Frachtenberg Eitan
Computer Science, Reed College, Portland, OR, United States of America.
PeerJ Comput Sci. 2022 Feb 7;8:e887. doi: 10.7717/peerj-cs.887. eCollection 2022.
Research in computer systems often involves the engineering, implementation, and measurement of complex systems software and data. The availability of these artifacts is critical to the reproducibility and replicability of the research results, because system software often embodies numerous implicit assumptions and parameters that are not fully documented in the research article itself. Artifact availability has also been previously associated with higher paper impact, as measured by citations counts. And yet, the sharing of research artifacts is still not as common as warranted by its importance. The primary goal of this study is to provide an exploratory statistical analysis of the artifact-sharing rates and associated factors in the research field of computer systems. To this end, we explore a cross-sectional dataset of papers from 56 contemporaneous systems conferences. In addition to extensive data on the conferences, papers, and authors, this analyze dataset includes data on the release, ongoing availability, badging, and locations of research artifacts. We combine this manually curated dataset with citation counts to evaluate the relationships between different artifact properties and citation metrics. Additionally, we revisit previous observations from other fields on the relationships between artifact properties and various other characteristics of papers, authors, and venue and apply them to this field. The overall rate of artifact sharing we find in this dataset is approximately 30%, although it varies significantly with paper, author, and conference factors, and it is closer to 43% for conferences that actively evaluated artifact sharing. Approximately 20% of all shared artifacts are no longer accessible four years after publications, predominately when hosted on personal and academic websites. Our main finding is that papers with shared artifacts averaged approximately 75% more citations than papers with none. Even after controlling for numerous confounding covariates, the release of an artifact appears to increase the citations of a systems paper by some 34%. This metric is further boosted by the open availability of the paper's text.

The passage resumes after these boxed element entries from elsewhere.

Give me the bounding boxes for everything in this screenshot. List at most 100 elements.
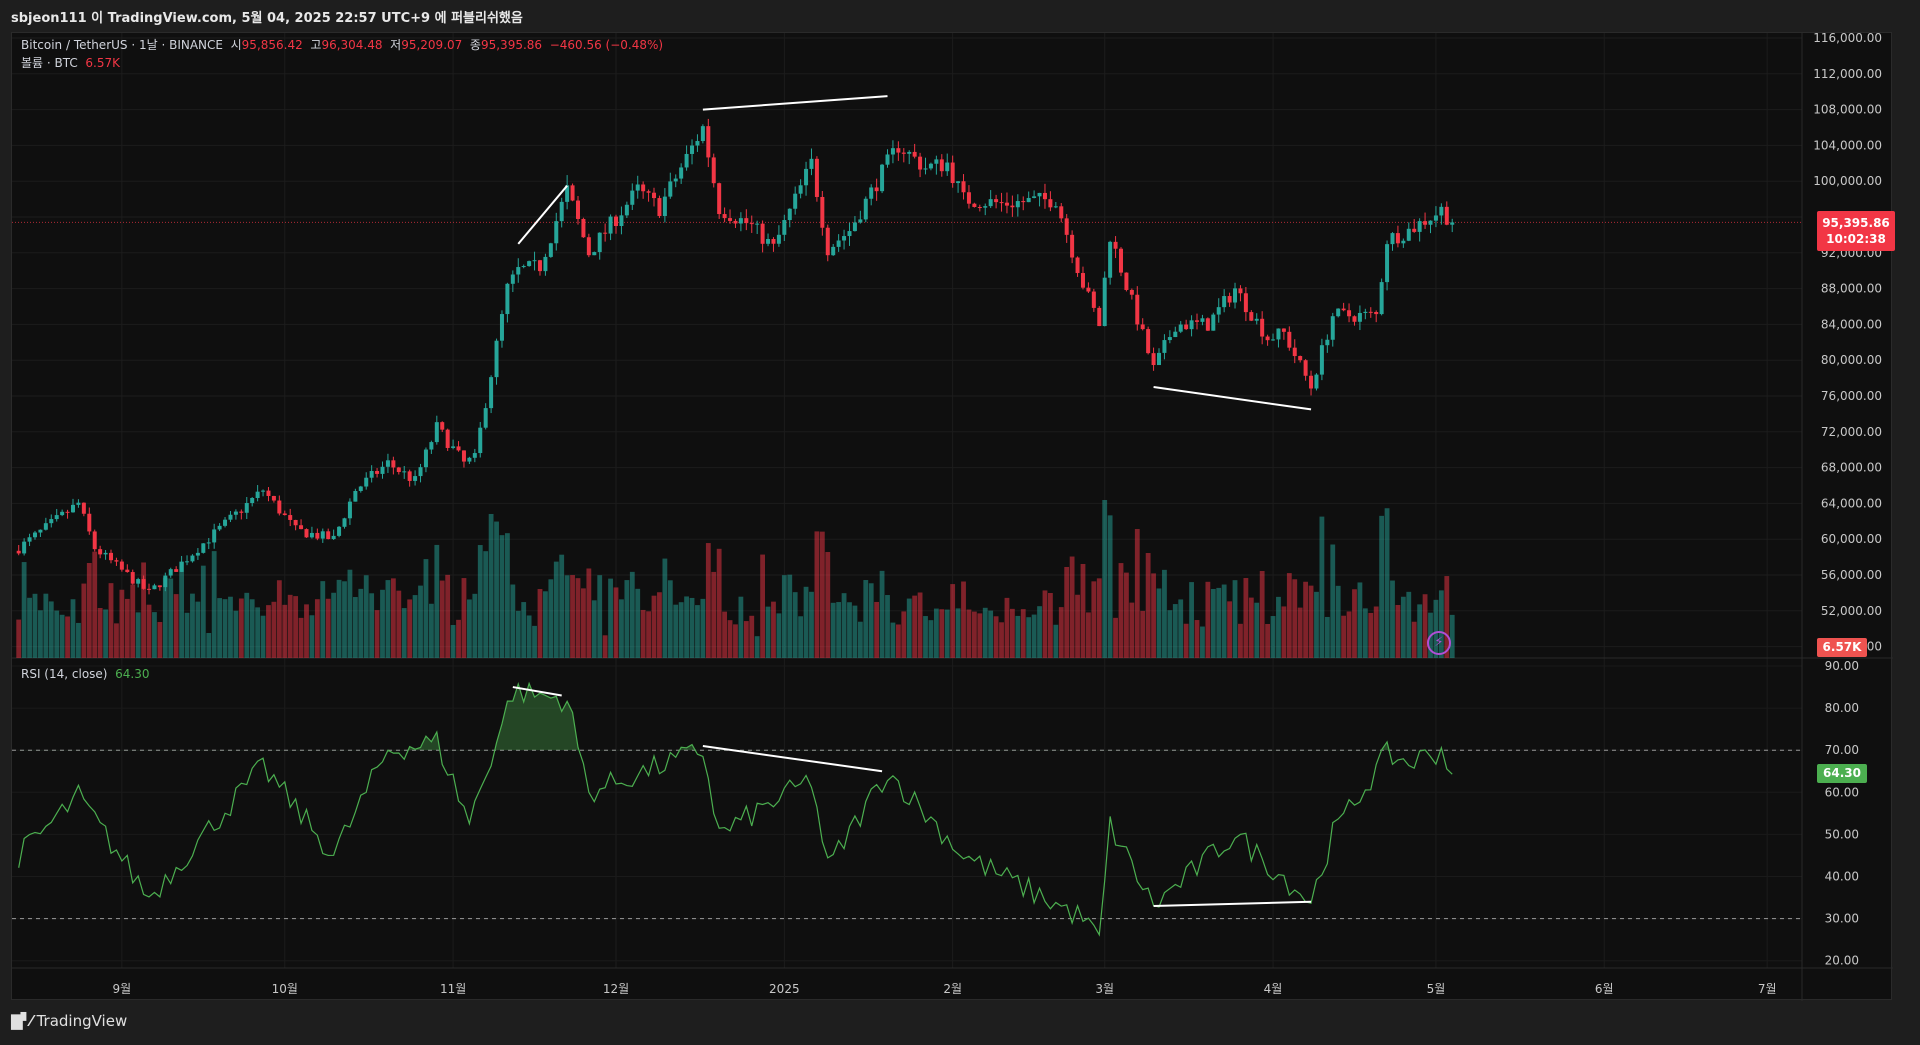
candle [733,218,738,228]
rsi-label[interactable]: RSI (14, close) [21,667,107,681]
candle [956,181,961,193]
volume-bar [1107,515,1113,658]
candle [22,538,27,556]
volume-bar [1096,578,1102,658]
change-value: −460.56 (−0.48%) [549,38,664,52]
candle-body [109,552,114,561]
chart-canvas[interactable]: 9월 10월 11월 12월 2025 2월 3월 4월 5월 6월 7월 116,000.00 112… [12,33,1893,1001]
candle-body [331,535,336,540]
candle [1444,201,1449,226]
candle [266,487,271,502]
candle-body [1108,241,1113,278]
candle [212,523,217,549]
price-axis-label: 72,000.00 [1821,425,1882,439]
volume-bar [803,586,809,658]
candle-body [581,218,586,238]
volume-bar [662,558,668,658]
volume-bar [1009,608,1015,658]
candle-body [1352,316,1357,322]
rsi-trendline [1153,900,1312,907]
volume-bar [141,562,146,658]
candle [912,143,917,159]
volume-bar [173,594,179,658]
volume-bar [81,583,87,658]
candle-body [380,466,385,474]
candle-body [32,532,37,538]
candle [440,421,445,433]
volume-bar [586,568,592,658]
low-label: 저 [390,38,402,52]
volume-label[interactable]: 볼륨 · BTC [21,56,78,70]
volume-bar [1379,515,1385,658]
volume-bar [1395,604,1401,658]
candle [239,509,244,520]
candle-body [1363,311,1368,313]
candle-body [342,518,347,527]
volume-bar [445,574,451,658]
candle [565,175,570,210]
candle [760,220,765,253]
price-axis-label: 52,000.00 [1821,604,1882,618]
candle [1178,321,1183,334]
volume-bar [1227,601,1232,658]
candle [820,190,825,236]
volume-bar [646,611,651,658]
volume-bar [738,596,744,658]
tradingview-logo[interactable]: ▇▘⁄ TradingView [11,1012,127,1030]
candle-body [1233,288,1238,303]
candle-body [956,181,961,184]
volume-bar [885,595,890,658]
candle-body [1357,312,1362,322]
candle-body [983,206,988,208]
candle-body [1140,324,1145,330]
candle [619,206,624,235]
volume-bar [695,605,700,658]
candle-body [825,227,830,256]
candle-body [809,158,814,169]
chart-area[interactable]: 9월 10월 11월 12월 2025 2월 3월 4월 5월 6월 7월 116,000.00 112… [11,32,1895,1001]
volume-bar [92,551,98,658]
candle-body [261,490,266,492]
volume-bar [1069,556,1075,658]
candle [749,215,754,233]
volume-bar [624,580,630,658]
volume-bar [1151,573,1156,658]
candle-body [646,191,651,193]
candle-body [423,449,428,468]
volume-bar [1210,588,1216,658]
candle [1021,196,1026,211]
candle-body [744,218,749,224]
candle [673,174,678,188]
volume-bar [1390,580,1395,658]
candle-body [939,159,944,172]
volume-bar [1449,614,1455,658]
candle-body [49,519,54,524]
rsi-tag: 64.30 [1817,764,1867,783]
candle-body [847,231,852,237]
x-axis-label: 6월 [1595,982,1614,996]
candle-body [543,256,548,272]
candle [847,222,852,246]
volume-bar [477,545,483,658]
candle-body [1184,324,1189,330]
symbol-name[interactable]: Bitcoin / TetherUS · 1날 · BINANCE [21,38,223,52]
candle-body [147,588,152,590]
candle [983,203,988,216]
candle [337,525,342,538]
candle [641,181,646,199]
lightning-icon[interactable]: ⚡ [1427,631,1451,655]
candle [548,242,553,258]
candle-body [1249,312,1254,321]
candle-body [1124,272,1129,290]
volume-bar [977,613,983,658]
candle-body [1243,293,1248,313]
volume-bar [369,593,375,658]
candle-body [1444,206,1449,225]
volume-bar [1058,607,1064,658]
price-trendline [1153,386,1312,411]
candle-body [309,532,314,538]
candle-body [869,187,874,199]
candle-body [1021,201,1026,203]
candle-body [1157,352,1161,366]
candle-body [429,442,434,450]
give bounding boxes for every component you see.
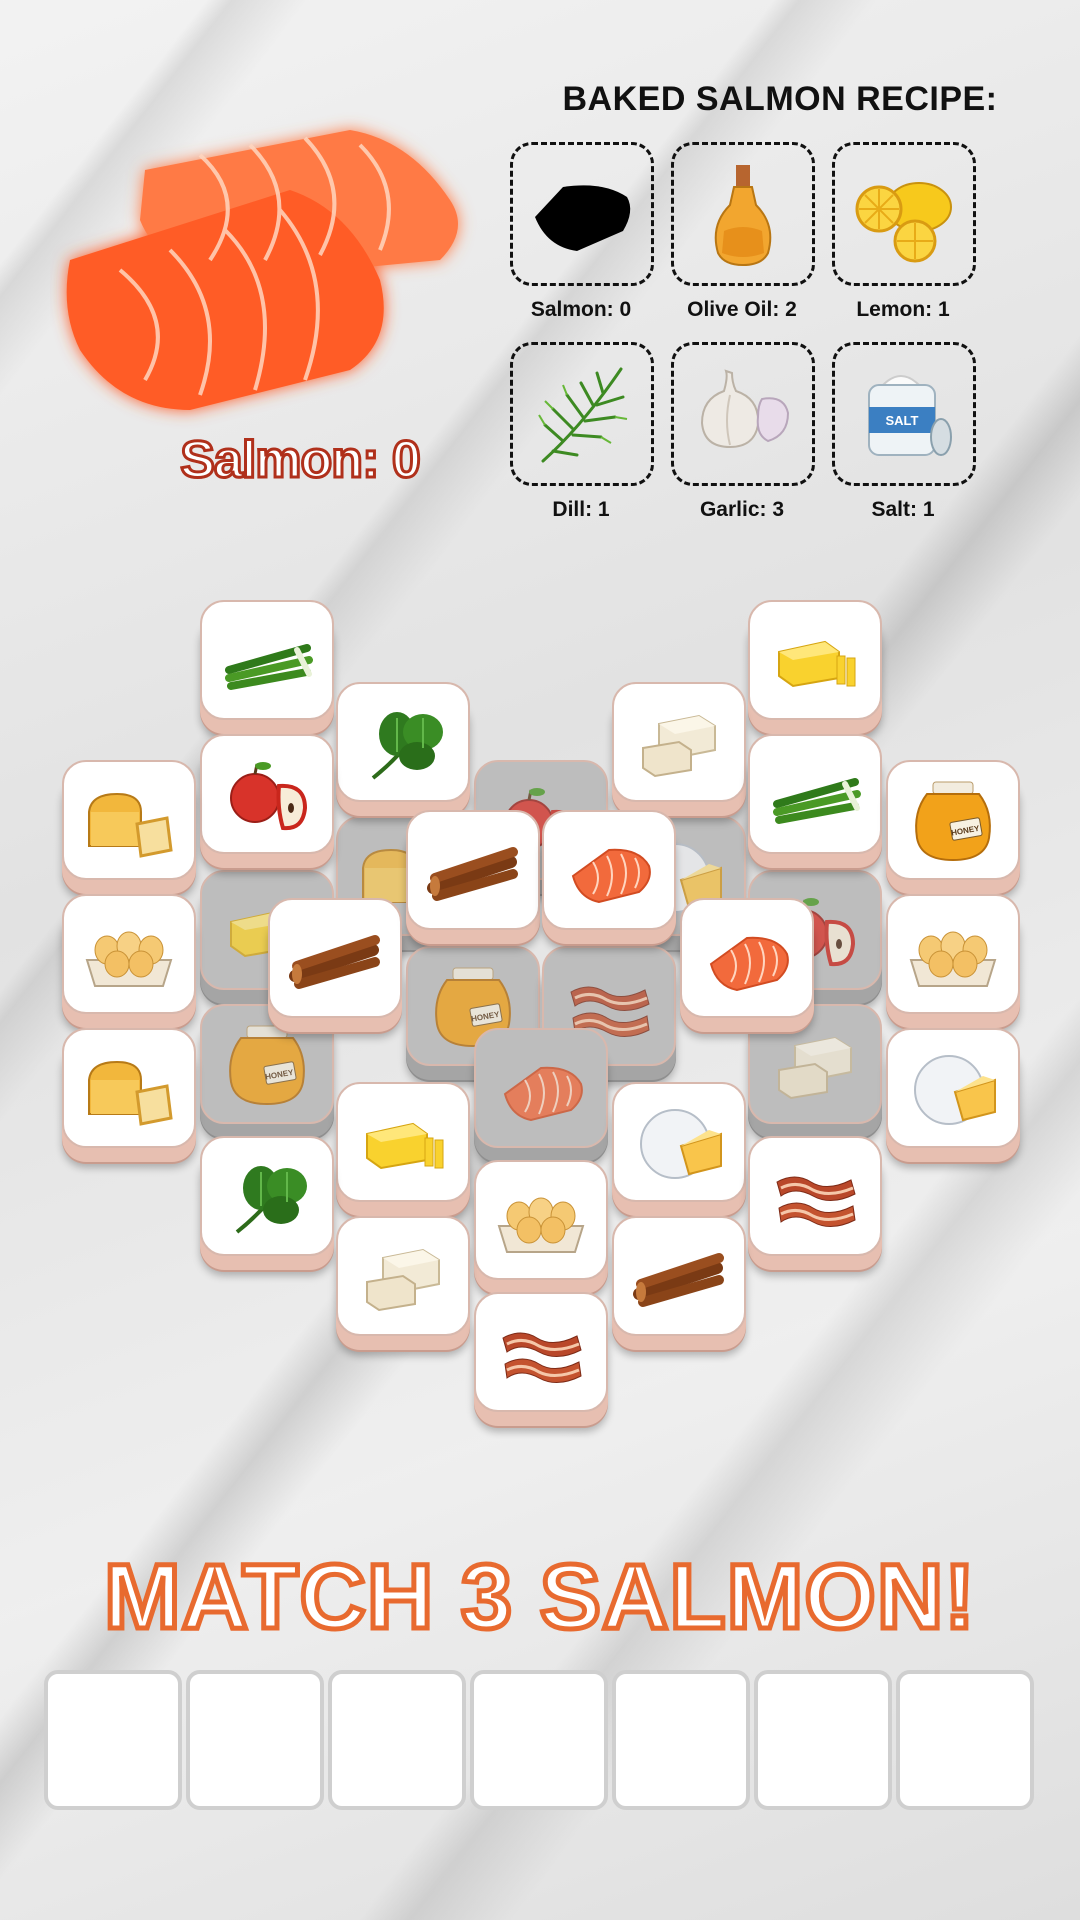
tray-slot	[44, 1670, 182, 1810]
board-tile[interactable]	[748, 1136, 882, 1270]
honey-icon: HONEY	[915, 781, 991, 862]
salt-icon: SALT	[868, 375, 952, 456]
green-onion-icon	[773, 778, 861, 824]
board-tile[interactable]	[680, 898, 814, 1032]
green-onion-icon	[225, 644, 313, 690]
salmon-icon	[709, 936, 789, 992]
board-tile[interactable]	[336, 1082, 470, 1216]
recipe-slot-olive-oil	[671, 142, 815, 286]
recipe-slot-garlic	[671, 342, 815, 486]
tray-slot	[754, 1670, 892, 1810]
board-tile[interactable]	[200, 600, 334, 734]
apple-icon	[230, 762, 308, 831]
recipe-label-salmon: Salmon: 0	[530, 298, 632, 321]
recipe-label-olive-oil: Olive Oil: 2	[687, 298, 797, 321]
cheese-icon	[914, 1055, 996, 1125]
svg-text:SALT: SALT	[886, 413, 919, 428]
tray-slot	[186, 1670, 324, 1810]
hero-salmon	[50, 110, 500, 440]
board-tile[interactable]	[474, 1292, 608, 1426]
cinnamon-icon	[427, 847, 518, 901]
board-tile[interactable]	[268, 898, 402, 1032]
tofu-icon	[642, 714, 716, 778]
board-tile[interactable]	[748, 734, 882, 868]
dill-icon	[538, 367, 628, 463]
hero-salmon-count: Salmon: 0	[179, 430, 423, 491]
board-tile[interactable]	[612, 1216, 746, 1350]
recipe-label-garlic: Garlic: 3	[699, 498, 785, 521]
recipe-slot-salt: SALT	[832, 342, 976, 486]
board-tile[interactable]	[886, 1028, 1020, 1162]
recipe-label-dill: Dill: 1	[552, 498, 610, 521]
bacon-icon	[776, 1176, 856, 1227]
olive-oil-icon	[714, 165, 772, 267]
recipe-slot-dill	[510, 342, 654, 486]
tray-slot	[612, 1670, 750, 1810]
recipe-label-salt: Salt: 1	[871, 498, 935, 521]
match-instruction: MATCH 3 SALMON!	[102, 1544, 978, 1651]
cheese-icon	[640, 1109, 722, 1179]
board-tile[interactable]	[62, 760, 196, 894]
salmon-icon	[503, 1066, 583, 1122]
garlic-icon	[700, 369, 790, 449]
board-tile[interactable]	[62, 894, 196, 1028]
spinach-icon	[371, 712, 443, 780]
eggs-icon	[85, 931, 173, 987]
eggs-icon	[497, 1197, 585, 1253]
tray-slot	[328, 1670, 466, 1810]
board-tile[interactable]	[62, 1028, 196, 1162]
salmon-silhouette-icon	[535, 185, 631, 251]
board-tile[interactable]: HONEY	[886, 760, 1020, 894]
eggs-icon	[909, 931, 997, 987]
tray-slot	[470, 1670, 608, 1810]
tofu-icon	[366, 1248, 440, 1312]
board-tile[interactable]	[336, 1216, 470, 1350]
board-tile	[474, 1028, 608, 1162]
board-tile[interactable]	[406, 810, 540, 944]
recipe-label-lemon: Lemon: 1	[856, 298, 950, 321]
cinnamon-icon	[289, 935, 380, 989]
board-tile[interactable]	[886, 894, 1020, 1028]
cinnamon-icon	[633, 1253, 724, 1307]
board-tile[interactable]	[200, 734, 334, 868]
bread-icon	[88, 1060, 173, 1126]
board-tile[interactable]	[200, 1136, 334, 1270]
recipe-title: BAKED SALMON RECIPE:	[562, 80, 998, 118]
board-tile[interactable]	[336, 682, 470, 816]
tile-tray	[44, 1670, 1034, 1810]
recipe-slot-salmon	[510, 142, 654, 286]
salmon-icon	[66, 130, 458, 410]
lemon-icon	[855, 182, 952, 263]
salmon-icon	[571, 848, 651, 904]
spinach-icon	[235, 1166, 307, 1234]
recipe-slot-lemon	[832, 142, 976, 286]
bread-icon	[88, 792, 173, 858]
board-tile[interactable]	[748, 600, 882, 734]
board-tile[interactable]	[612, 1082, 746, 1216]
tray-slot	[896, 1670, 1034, 1810]
board-tile[interactable]	[474, 1160, 608, 1294]
bacon-icon	[502, 1332, 582, 1383]
board-tile[interactable]	[612, 682, 746, 816]
board-tile[interactable]	[542, 810, 676, 944]
butter-icon	[778, 640, 856, 688]
butter-icon	[366, 1122, 444, 1170]
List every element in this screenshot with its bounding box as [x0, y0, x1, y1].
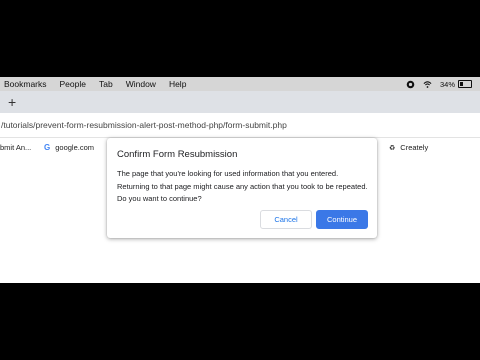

计算机系统研究通常涉及复杂系统软件和数据的工程设计、实现及测量。这些工件的可用性对于研究结果的可重复性和可复制性至关重要,因为系统软件往往包含众多隐含假设和参数,而这些在研究文章本身中并未得到充分记录。工件可用性此前也与更高的论文影响力相关,这是通过引用次数来衡量的。然而,研究工件的共享仍不像其重要性所要求的那样普遍。本研究的主要目标是对计算机系统研究领域中工件共享率及相关因素进行探索性统计分析。为此,我们探索了来自56个同期系统会议的论文横断面数据集。除了关于会议、论文和作者的大量数据外,这个分析数据集还包括关于研究工件的发布、持续可用性、标识及存放位置的数据。我们将这个人工整理的数据集与引用次数相结合,以评估不同工件属性与引用指标之间的关系。此外,我们重新审视了其他领域先前关于工件属性与论文、作者和会议场所的各种其他特征之间关系的观察结果,并将其应用于该领域。我们在这个数据集中发现的工件共享总体率约为30%,尽管它因论文、作者和会议因素而有显著差异,对于积极评估工件共享的会议,这一比例更接近43%。在所有共享工件中,约20%在发表四年后就无法再访问,主要是当它们托管在个人和学术网站上时。我们的主要发现是,有共享工件的论文平均引用次数比没有共享工件的论文多约75%。即使在控制了众多混杂协变量之后,工件的发布似乎也会使系统论文的引用次数增加约34%。论文文本的开放可用性进一步提高了这一指标。